InfraVest Wind Power Group
In 2010, Kawailoa Wind LLC (“Kawailoa Wind”), proposed constructing a wind farm that included thirty sets of wind turbines and related wind energy generating facilities at the Kawailoa Plantation land (a big farm land on the north shore, Oahu, Hawaii), which was owned by Kamehameha Schools (the “Project”). Kawailoa Wind prepared a final environmental impact statement (the “FEIS”) under Hawaii Restated Statutes (“HRS”) chapter 343 and Hawaii Administrative Rules (“HAR”) 11-200. Because this Project was established on highly scene-sensitive and culturally sensitive land in world famous popular visitor/tourist area (North Shore, Oahu), the local residents were concerned about the aesthetical, ideological, and cultural impact.
First, the assessment of visual impact in the FEIS was possibly inadequate through the EIS process.
Second, the disclosure of inadequate or error information, or the misrepresentation while communicating with residents or members of local communities or groups, would be possibly argued as a violation of the purpose of EIS process which is to encourage the public participation as set forth in the HRS § 343-1.
Third, the lack of comprehensive cultural impact assessment (“CIA”) may probably be argued as a conflict to the EIS §343-2, amended by the H.B. 2895 Act 50, which requires an EIS to disclose the effects of a proposed action on cultural practices of the community and the State.
 See Sec. 6, Art. 29 of the “Standards for Determining Specific Items and Scope of Environmental Impact Assessments for Development Activities” [開發行為應實施環境影響評估細目及範圍認定標準]: “Where one of the following circumstances applies with respect to the development of nuclear energy or other energy sources, an environmental impact assessment shall be conducted: . . . VI. The installation of wind power generation units and one of the following conditions applies. . .”

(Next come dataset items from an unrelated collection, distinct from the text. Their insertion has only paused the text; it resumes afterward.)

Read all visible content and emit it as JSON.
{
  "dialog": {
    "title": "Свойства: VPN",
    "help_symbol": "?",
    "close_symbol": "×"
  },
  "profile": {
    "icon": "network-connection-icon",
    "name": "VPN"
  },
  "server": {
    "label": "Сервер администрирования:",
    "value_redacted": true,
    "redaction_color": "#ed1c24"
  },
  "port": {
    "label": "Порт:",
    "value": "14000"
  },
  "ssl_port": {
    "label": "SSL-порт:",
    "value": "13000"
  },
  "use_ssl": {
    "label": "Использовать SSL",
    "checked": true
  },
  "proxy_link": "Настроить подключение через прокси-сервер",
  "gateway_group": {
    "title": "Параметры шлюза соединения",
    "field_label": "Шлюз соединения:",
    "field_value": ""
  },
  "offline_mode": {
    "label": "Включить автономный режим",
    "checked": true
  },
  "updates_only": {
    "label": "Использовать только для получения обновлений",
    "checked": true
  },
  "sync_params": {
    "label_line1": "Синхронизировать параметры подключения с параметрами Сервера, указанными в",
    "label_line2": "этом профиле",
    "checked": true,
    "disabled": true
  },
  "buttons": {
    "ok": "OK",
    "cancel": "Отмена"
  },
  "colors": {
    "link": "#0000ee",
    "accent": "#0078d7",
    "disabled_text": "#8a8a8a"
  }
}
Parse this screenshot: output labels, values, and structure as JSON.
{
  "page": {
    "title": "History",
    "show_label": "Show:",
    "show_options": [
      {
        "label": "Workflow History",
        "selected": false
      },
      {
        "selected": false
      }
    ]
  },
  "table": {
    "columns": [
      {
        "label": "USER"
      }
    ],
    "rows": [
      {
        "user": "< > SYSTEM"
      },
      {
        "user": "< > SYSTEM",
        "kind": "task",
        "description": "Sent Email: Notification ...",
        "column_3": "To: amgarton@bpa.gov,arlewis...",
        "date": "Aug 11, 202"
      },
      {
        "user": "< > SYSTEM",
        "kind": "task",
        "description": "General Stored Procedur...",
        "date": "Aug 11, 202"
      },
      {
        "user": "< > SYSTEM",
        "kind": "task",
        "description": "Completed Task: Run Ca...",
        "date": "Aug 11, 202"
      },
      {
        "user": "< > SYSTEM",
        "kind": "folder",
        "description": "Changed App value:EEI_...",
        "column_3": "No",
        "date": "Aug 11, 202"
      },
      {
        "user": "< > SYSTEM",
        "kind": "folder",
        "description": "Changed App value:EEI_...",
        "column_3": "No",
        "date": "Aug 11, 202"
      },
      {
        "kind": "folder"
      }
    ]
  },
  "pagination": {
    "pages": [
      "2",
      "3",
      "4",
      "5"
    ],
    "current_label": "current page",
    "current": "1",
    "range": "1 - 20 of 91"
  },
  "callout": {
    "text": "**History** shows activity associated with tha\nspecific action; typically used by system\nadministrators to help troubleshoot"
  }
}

 The company profile of Kawailoa Wind LLC. See Manta ()
 Kamehameha Schools owns lots of lands in Hawaii from legacy. See Wikipedia: https://en.wikipedia.org/wiki/Kamehameha_Schools
 See Hawaii Tourism Authority, “North Shore, Oahu,” available at http://www.gohawaii.com/en/oahu/regions-neighborhoods/north-shore/#newCustomSearch:false
 H.B. 2895 Act 50, 20th Leg., Reg. Sess. (Haw. 2000)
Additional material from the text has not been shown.